Pour le 85e anniversaire d’Emile Hemmen, et en collaboration avec le poète lui-même, MediArt a édité un livre très complet sur l’homme, sa vie, et une partie de son travail (sa poésie, c’est-à-dire, en gros, les textes publiés après 1981).
Livre très complet parce qu’il comporte, outre une sélection de poèmes d’une bonne quinzaine de recueils (parmi lesquels plusieurs furent réalisés en collaboration avec des artistes luxembourgeois, dont une partie du travail est reproduit dans le livre, comme J’écoute tes yeux, avec des sérigraphies d’Henry Kraus, Au dire de l’arbre, avec des sérigraphies de Raymond Weiland, ou encore Même souffle pour deux voix, avec les très belles gravures de Marc Frising), plusieurs hommages, sous forme de présentations de l’homme et de son œuvre, par Nic Klecker et Janine Goedert, en ce qui concerne la vie d’Emile Hemmen, son travail au Centre de réadaptation de Capellen, sa générosité, son dévouement, par Frank Wilhelm pour le côté francophone de son travail d’écrivain, et Paul Bertemes pour le côté germanophone.
Mais ce n’est pas tout : après une bibliographie très développée, ajoutant ses collaborations dans différentes revues de par le monde, et un certain nombre d’extraits d’articles critiques parus au fil des années et des publications (et étrangement on a une impression de déjà-vu en lisant les articles de Frank Wilhelm : les mêmes mots se trouvent dans son hommage en début de livre), il y a également un entretien – « en guise de biographie » – d’Emile Hemmen avec le poète breton Alain Jégou (entretien qui figure, bizarrement, au début et à la fin du livre), sur la vie mouvementée du premier.

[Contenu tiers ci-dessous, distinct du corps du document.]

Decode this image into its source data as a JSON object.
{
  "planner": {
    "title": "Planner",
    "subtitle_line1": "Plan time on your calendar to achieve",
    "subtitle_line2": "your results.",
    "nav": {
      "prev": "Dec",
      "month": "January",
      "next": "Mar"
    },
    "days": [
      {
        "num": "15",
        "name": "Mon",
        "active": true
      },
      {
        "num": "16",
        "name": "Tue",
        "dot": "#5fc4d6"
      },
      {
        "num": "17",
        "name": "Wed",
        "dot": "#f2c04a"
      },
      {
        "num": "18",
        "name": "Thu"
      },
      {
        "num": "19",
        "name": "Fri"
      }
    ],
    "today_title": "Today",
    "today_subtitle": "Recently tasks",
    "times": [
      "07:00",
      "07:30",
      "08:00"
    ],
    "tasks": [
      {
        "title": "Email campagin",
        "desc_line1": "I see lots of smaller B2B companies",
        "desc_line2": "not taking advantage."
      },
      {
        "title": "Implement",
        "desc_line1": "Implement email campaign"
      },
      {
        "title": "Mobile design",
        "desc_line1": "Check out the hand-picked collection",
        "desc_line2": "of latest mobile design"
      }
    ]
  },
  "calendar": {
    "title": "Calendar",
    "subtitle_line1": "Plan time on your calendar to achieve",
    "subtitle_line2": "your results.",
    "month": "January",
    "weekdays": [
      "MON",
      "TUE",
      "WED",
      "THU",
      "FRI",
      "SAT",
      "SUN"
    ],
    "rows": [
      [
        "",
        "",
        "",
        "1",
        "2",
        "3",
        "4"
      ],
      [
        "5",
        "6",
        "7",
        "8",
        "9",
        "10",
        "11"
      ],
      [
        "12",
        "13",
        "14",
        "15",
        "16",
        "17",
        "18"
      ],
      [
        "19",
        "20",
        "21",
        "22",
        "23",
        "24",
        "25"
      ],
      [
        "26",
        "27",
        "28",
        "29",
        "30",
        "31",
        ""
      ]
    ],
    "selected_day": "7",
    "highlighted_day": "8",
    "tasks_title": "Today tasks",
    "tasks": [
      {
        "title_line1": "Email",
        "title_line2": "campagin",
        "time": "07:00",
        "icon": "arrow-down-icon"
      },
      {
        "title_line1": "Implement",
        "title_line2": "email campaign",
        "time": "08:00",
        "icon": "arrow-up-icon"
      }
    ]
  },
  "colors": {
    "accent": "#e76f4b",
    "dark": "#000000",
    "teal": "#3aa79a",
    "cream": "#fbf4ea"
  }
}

Et en effet, vie mouvementée il y eut : Emile Hemmen, né en 1923, fut enrôlé de force dans la Wehrmacht. Profitant d’une permission, il déserte et rejoint la résistance. Dans l’entretien, il décrit brièvement ces années horribles. Mais il y a aussi des entreprises plus heureuses : la création de la revue culturelle et littéraire Estuaires, avec Nic Klecker, en 1986. Puis surgit la question de la langue littéraire, inévitable chez Emile Hemmen : il écrit ses premiers poèmes, fébriles, graves, lyriques, en luxembourgeois, à partir de 1943. Il changera assez vite vers l’allemand : il publiera des nouvelles, un roman, Die Wahl, repris en 2000 aux éditions Rapidpress. Puis, à partir des années 1960, il se sent de plus en plus à l’aise dans la langue française, « un territoire littéraire, mental et intellectuel irremplaçable ». Depuis 1981, Emile Hemmen publie en français.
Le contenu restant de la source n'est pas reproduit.